Collective, family- focused approach

Mennella summarizes a few key points from her work. 

“Children live in different sensory worlds,” she says. ”They are really sensitive to the current food environment.” 

And like she and her colleagues have written, the food environment rich in added sugar and salt that caters to preferred human taste, provides challenges for all of us. 

“Fortunately, our biology is not necessarily our destiny.
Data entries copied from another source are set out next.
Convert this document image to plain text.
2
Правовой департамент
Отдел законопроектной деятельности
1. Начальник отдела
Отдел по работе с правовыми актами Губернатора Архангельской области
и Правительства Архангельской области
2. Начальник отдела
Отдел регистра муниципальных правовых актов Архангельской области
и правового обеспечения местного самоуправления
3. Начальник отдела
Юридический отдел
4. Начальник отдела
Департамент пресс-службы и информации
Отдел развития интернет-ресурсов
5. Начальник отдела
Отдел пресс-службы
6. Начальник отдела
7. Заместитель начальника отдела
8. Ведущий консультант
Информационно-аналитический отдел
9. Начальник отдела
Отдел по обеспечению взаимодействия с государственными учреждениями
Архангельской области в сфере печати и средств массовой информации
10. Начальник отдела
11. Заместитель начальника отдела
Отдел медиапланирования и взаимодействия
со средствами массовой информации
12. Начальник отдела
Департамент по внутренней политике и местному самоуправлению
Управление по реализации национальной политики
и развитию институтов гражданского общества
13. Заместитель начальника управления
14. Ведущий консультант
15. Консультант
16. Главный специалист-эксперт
The plasticity of the chemical senses interacts with experience with foods to modify our preferences, producing an interface between our biology and our culture, our past and our present.” (Mennella, et al, 2020, p. 291

In order to influence our destiny, Mennella says that the strategy can never be for the child alone. She suggests there be more attention paid to the family as a whole in order for healthy behaviors to be sustainable. 

She nods to the success of peer counseling programs and recommends bolstering these opportunities for families to interact and learn from one another. She says she envisions primary care taking on a community approach to provide not only a forum for education but also opportunities for interaction between families.  

Where science and policy meet 

Mennella recognizes that ultra-processed, convenience foods are palatable and often inexpensive and deems this a “much bigger issue.” 

Her research has guided national and global health initiatives like the USDA and HHS Pregnancy and Birth to 24 Months (P/B-24) Project, the Breastmilk Ecology and the Genesis of Infant Nutrition (BEGIN) Project, and the World Health Organization’s (WHO) Commission on Ending Childhood Obesity. [WHO recently released its new guideline for complementary feeding of infants and young children 6-23 months of age. Read about it here.]  

As science evolves– where the picture gradually becomes more crisp and for every one question asked, fifty more arise– policies and practice must reflect and catch up to the robust body of evidence in order to best support child and family health.